La présidente du Haut Conseil à l’égalité entre les femmes et les hommes, Danielle Bousquet, rappelle d’ailleurs que, en la matière, si des progrès indiscutables ont été faits, « il faut […] aller plus loin, en s’inspirant de l’expérience de la cellule d’accueil d’urgence des victimes d’agressions du CHU de Bordeaux : les victimes peuvent y accéder en direct, c'est-à-dire sans dépôt de plainte préalable. Du coup, parce qu’elles sont mieux accompagnées, elles portent davantage plainte –jusqu’à trois fois plus. »

Un tel accompagnement se pratique déjà au Québec, via la prise en charge des victimes, souvent dans un cadre hospitalier, au sein de ce que l’on appelle des « centres désignés ». Ces structures, accessibles vingt-quatre heures sur vingt-quatre et sept jours sur sept, offrent aux personnes victimes d’agressions sexuelles différents services d’aide médicale et psychologique, assurés par une équipe d’intervenants sociaux, de médecins et d’infirmières. La victime y rencontre sans délai une équipe de professionnels formés pour la soutenir dans ses démarches.
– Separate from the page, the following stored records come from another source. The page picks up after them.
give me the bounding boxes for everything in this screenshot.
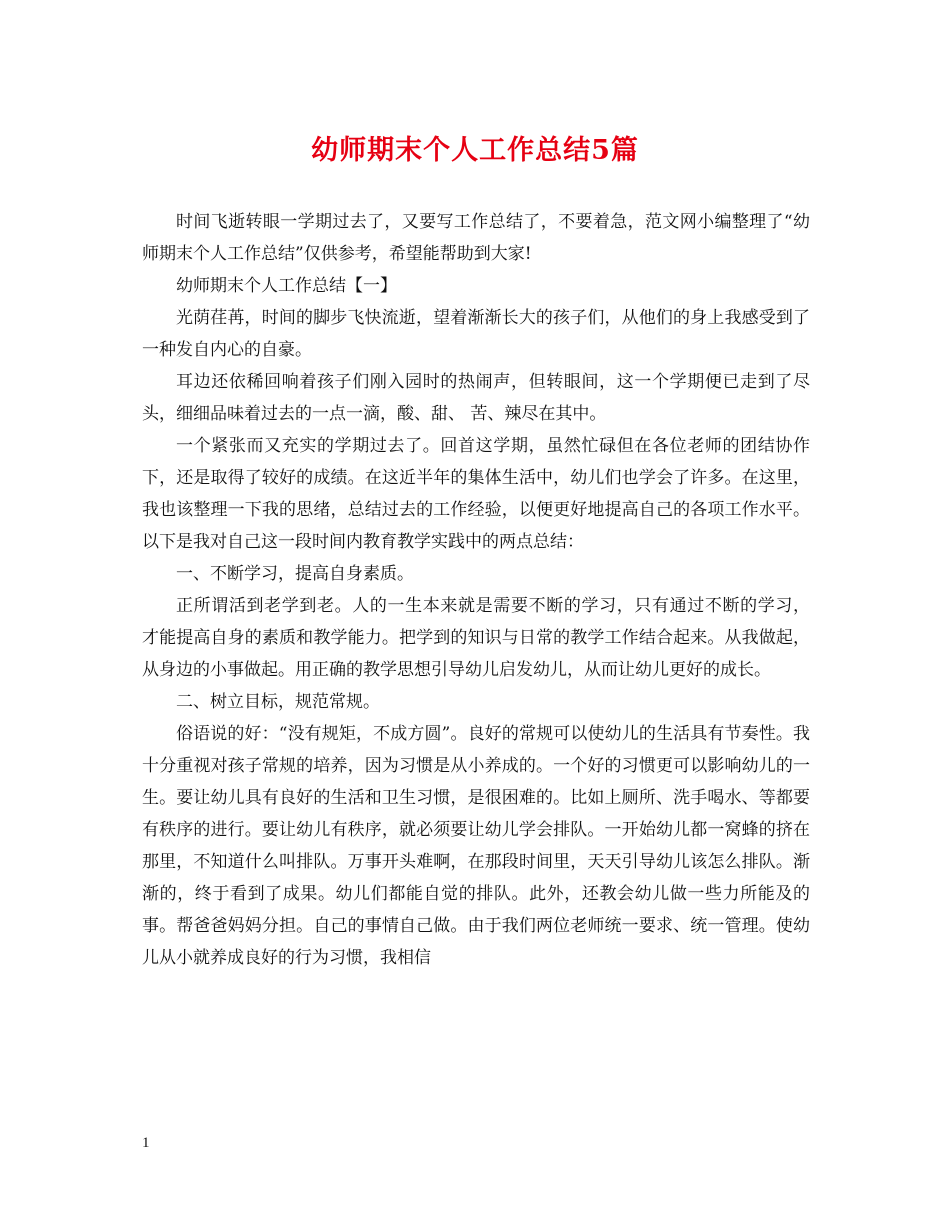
page-number: 1 — [142, 1135, 150, 1151]
paragraph-intro: 时间飞逝转眼一学期过去了，又要写工作总结了，不要着急，范文网小编整理了“幼师期末个人工作总结”仅供参考，希望能帮助到大家! — [142, 212, 810, 264]
document-body — [142, 206, 810, 974]
document-title: 幼师期末个人工作总结5篇 — [311, 135, 639, 166]
paragraph: 俗语说的好：“没有规矩，不成方圆”。良好的常规可以使幼儿的生活具有节奏性。我十分重视对孩子常规的培养，因为习惯是从小养成的。一个好的习惯更可以影响幼儿的一生。要让幼儿具有良好的生活和卫生习惯，是很困难的。比如上厕所、洗手喝水、等都要有秩序的进行。要让幼儿有秩序，就必须要让幼儿学会排队。一开始幼儿都一窝蜂的挤在那里，不知道什么叫排队。万事开头难啊，在那段时间里，天天引导幼儿该怎么排队。渐渐的，终于看到了成果。幼儿们都能自觉的排队。此外，还教会幼儿做一些力所能及的事。帮爸爸妈妈分担。自己的事情自己做。由于我们两位老师统一要求、统一管理。使幼儿从小就养成良好的行为习惯，我相信 — [142, 724, 810, 968]
section-heading-one: 幼师期末个人工作总结【一】 — [176, 276, 397, 296]
subheading-goals: 二、树立目标，规范常规。 — [176, 692, 380, 712]
paragraph: 一个紧张而又充实的学期过去了。回首这学期，虽然忙碌但在各位老师的团结协作下，还是取得了较好的成绩。在这近半年的集体生活中，幼儿们也学会了许多。在这里，我也该整理一下我的思绪，总结过去的工作经验，以便更好地提高自己的各项工作水平。以下是我对自己这一段时间内教育教学实践中的两点总结： — [142, 436, 810, 552]
paragraph: 光荫荏苒，时间的脚步飞快流逝，望着渐渐长大的孩子们，从他们的身上我感受到了一种发自内心的自豪。 — [142, 308, 810, 360]
paragraph: 耳边还依稀回响着孩子们刚入园时的热闹声，但转眼间，这一个学期便已走到了尽头，细细品味着过去的一点一滴，酸、甜、 苦、辣尽在其中。 — [142, 372, 810, 424]
subheading-learning: 一、不断学习，提高自身素质。 — [176, 564, 414, 584]
paragraph: 正所谓活到老学到老。人的一生本来就是需要不断的学习，只有通过不断的学习， 才能提高自身的素质和教学能力。把学到的知识与日常的教学工作结合起来。从我做起，从身边的小事做起。用正确的教学思想引导幼儿启发幼儿，从而让幼儿更好的成长。 — [142, 596, 810, 680]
Ce dispositif est complété par les centres d’aide et de lutte contre les agressions à caractère sexuel, dont la mission est de venir en aide aux victimes d’agressions sexuelles, particulièrement en les accompagnant durant tout le processus judiciaire si elles décident de déposer une plainte.
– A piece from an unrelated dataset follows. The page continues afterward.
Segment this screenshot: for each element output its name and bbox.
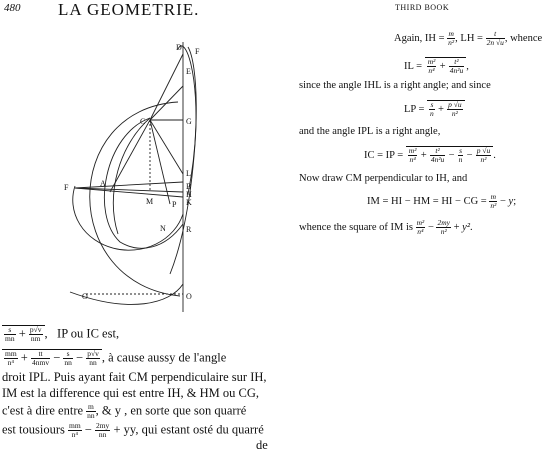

On le voit, la France gagnerait à s’inspirer de l’exemple du Québec, lequel a institutionnalisé l’ensemble du processus de prise en charge et d’accompagnement des démarches judiciaires, afin de sécuriser les victimes et, ainsi, de libérer leur parole.

Beaucoup reste à faire, et je remercie le groupe écologiste du Sénat d’avoir pris l’initiative de ce débat.